The project kicks off with the import of necessary Node.js modules and services, setting the stage for OCR processing. Here's a simplified walkthrough of the workflow:

  1. Image Preprocessing: Upon receiving an image, such as a grocery receipt, the rekognitionService identifies the text-containing region. The ImageService then processes this area, optimizing it for text recognition. Preprocessing an image is a traditional and essential step in OCR (and other computer vision tasks), and it's crucial for increasing the contrast and improving the OCR accuracy by the multi-modal LLM.

  2. Text Extraction and Conversion: The preprocessed image is passed to the llmService, where the multi-modal LLM reads the image and extracts text. This text is then structured into JSON format based on a predefined schema, ensuring that the output is organized and adheres to specific data requirements.

  3. Practical Application: To illustrate the project's utility, the main function demonstrates processing an example grocery receipt image. It showcases how the system can analyze the receipt and return a JSON object listing the purchased items along with their prices, structured as per the defined schema.

Limitations and Areas for Improvement

While the project showcases the innovative application of OCR with multi-modal Large Language Models, it's important to recognize its limitations and identify areas for improvement. Addressing these challenges can help enhance its applicability and efficiency in real-world scenarios. Here are some key limitations:

  • Simplicity of Test Images: The project currently focuses on processing simple grocery receipts, which are relatively small and straightforward images containing text. However, real-world applications often involve more complex, larger images, or documents containing multiple items or types of information. Adapting the project to handle such complexity would require significant enhancements in image processing and text extraction techniques.

  • Scalability to Larger Applications: As it stands, this project operates in a somewhat isolated environment. Integrating it into a larger application ecosystem, such as a REST API for web applications or a RabbitMQ Consumer for message-oriented middleware systems, would be necessary to fully leverage its capabilities in production. This integration would allow for more robust data processing pipelines and facilitate interaction with other services.

  • Batch Processing Capability: The current implementation is designed to process one image at a time.
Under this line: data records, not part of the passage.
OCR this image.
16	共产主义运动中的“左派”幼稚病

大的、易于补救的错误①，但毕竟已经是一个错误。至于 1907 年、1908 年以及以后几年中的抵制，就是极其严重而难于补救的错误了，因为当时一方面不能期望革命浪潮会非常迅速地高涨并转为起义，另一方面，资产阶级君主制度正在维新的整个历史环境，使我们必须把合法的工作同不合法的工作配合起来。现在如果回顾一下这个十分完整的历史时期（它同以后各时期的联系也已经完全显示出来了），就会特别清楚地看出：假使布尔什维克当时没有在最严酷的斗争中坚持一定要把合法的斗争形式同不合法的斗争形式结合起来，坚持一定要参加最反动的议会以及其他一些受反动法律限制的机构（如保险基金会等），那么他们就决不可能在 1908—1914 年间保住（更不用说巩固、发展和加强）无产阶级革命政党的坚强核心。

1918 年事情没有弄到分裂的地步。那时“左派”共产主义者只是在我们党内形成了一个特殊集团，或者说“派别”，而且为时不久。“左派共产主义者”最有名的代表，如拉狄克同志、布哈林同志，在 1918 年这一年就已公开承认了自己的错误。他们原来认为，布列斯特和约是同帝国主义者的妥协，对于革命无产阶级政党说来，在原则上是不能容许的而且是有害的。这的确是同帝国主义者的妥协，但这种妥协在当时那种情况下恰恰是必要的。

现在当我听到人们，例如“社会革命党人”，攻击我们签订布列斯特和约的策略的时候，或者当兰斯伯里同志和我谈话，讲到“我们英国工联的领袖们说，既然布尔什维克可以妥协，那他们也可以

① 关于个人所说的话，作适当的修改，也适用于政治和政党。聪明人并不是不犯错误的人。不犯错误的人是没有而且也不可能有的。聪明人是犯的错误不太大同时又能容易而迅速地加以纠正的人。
However, for practical applications, especially in commercial settings, the ability to handle batches of images simultaneously is crucial. Enhancing the project to include batch processing would significantly improve its efficiency and throughput, making it more suitable for high-volume scenarios.

  • Testing and Validation: Comprehensive testing is essential to ensure the reliability and accuracy of OCR projects. This encompasses not only unit tests for individual components but also integration tests that simulate real-world usage scenarios. Developing a robust testing framework that covers a wide range of image types, formats, and quality levels is necessary to validate the project's effectiveness across diverse conditions. Additionally, performance testing to assess the system's response times and resource utilization under load is critical for optimizing its deployment in production environments.

Addressing these limitations requires a thoughtful approach to system design, focusing on scalability, flexibility, and robustness. By expanding the POC's capabilities to process more complex images, integrate with larger systems, handle batch operations, and undergo rigorous testing, it can evolve into a more powerful tool that meets the demands of various practical applications.

Conclusion

This POC project not only demonstrates the practical application of OCR with multi-modal LLMs but also underscores the potential of these technologies in transforming data extraction processes. The ability to accurately process and extract information from images opens up numerous possibilities across various sectors, including retail, finance, and administrative automation.